The man's wife gives in to despair early in the story and cuts her throat, but the father hangs on to life despite his deteriorating lungs from the constant ash of a dead world. He protects and keeps his son harm and the hopelessness that kills more and more survivors. So how does God compare as a father to his kids, the human race? He abandoned us instantly to all the worst harm that could happen to us at the first sign of trouble. One reason there could be no God as commonly concieved by most religions

fuelair
25th December 2006, 07:09 PM
I'll buy that!

Kiwiwriter
25th December 2006, 07:13 PM
In the dark fictional story of survival during a nuclear Winter, a father and son struggle together to survive starvation, freezing to death, disease, and death by marauding bands of sadistic cannibal killers.

The man's wife gives in to despair early in the story and cuts her throat, but the father hangs on to life despite his deteriorating lungs from the constant ash of a dead world. He protects and keeps his son harm and the hopelessness that kills more and more survivors. So how does God compare as a father to his kids, the human race? He abandoned us instantly to all the worst harm that could happen to us at the first sign of trouble. One reason there could be no God as commonly concieved by most religions

I read the review in the New York Times. I think I'm not going to buy this book, because I find it so unbelievably upsetting in so many ways.

I have a nine-year-old girl, and the idea of having to raise her in the nightmare world described in the review of the book pained me beyond words.
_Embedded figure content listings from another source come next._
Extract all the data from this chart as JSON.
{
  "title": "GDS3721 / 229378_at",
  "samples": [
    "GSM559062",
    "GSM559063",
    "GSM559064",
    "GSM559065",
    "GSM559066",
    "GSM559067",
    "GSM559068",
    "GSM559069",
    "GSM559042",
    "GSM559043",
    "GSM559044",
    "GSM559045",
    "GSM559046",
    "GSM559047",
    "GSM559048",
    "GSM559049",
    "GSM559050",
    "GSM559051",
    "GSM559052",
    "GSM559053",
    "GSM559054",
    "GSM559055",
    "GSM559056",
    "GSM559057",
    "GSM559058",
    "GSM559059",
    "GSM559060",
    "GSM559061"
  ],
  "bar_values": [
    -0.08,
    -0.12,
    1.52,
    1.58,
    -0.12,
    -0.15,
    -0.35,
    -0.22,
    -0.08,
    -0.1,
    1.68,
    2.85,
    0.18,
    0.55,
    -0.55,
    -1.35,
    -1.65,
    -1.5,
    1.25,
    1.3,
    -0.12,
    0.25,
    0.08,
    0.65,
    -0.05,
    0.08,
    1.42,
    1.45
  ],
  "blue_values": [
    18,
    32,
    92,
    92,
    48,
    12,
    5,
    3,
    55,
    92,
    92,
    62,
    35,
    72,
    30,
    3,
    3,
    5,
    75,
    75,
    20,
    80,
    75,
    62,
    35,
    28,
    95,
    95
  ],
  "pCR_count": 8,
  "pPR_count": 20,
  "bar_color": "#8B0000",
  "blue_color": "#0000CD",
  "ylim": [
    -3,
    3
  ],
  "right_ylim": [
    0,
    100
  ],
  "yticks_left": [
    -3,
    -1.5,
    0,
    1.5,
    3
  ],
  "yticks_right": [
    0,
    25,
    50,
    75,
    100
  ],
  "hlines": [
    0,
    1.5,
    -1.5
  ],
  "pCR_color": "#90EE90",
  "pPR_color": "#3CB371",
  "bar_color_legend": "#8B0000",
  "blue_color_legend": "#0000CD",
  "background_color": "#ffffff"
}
I'm sure it's a tremendous read, but I can't go near it.

With nuclear proliferation, with Iran building weapons of mass destruction and hurling intercontinental ballistic bombast, when I live right near New York City, world's biggest target, I often genuinely fear that Wallis will not live to reach adulthood.

So you'll pardon me if I don't choose a book on a similar subject as a form of entertainment. I'd rather try to find ways to give her hope.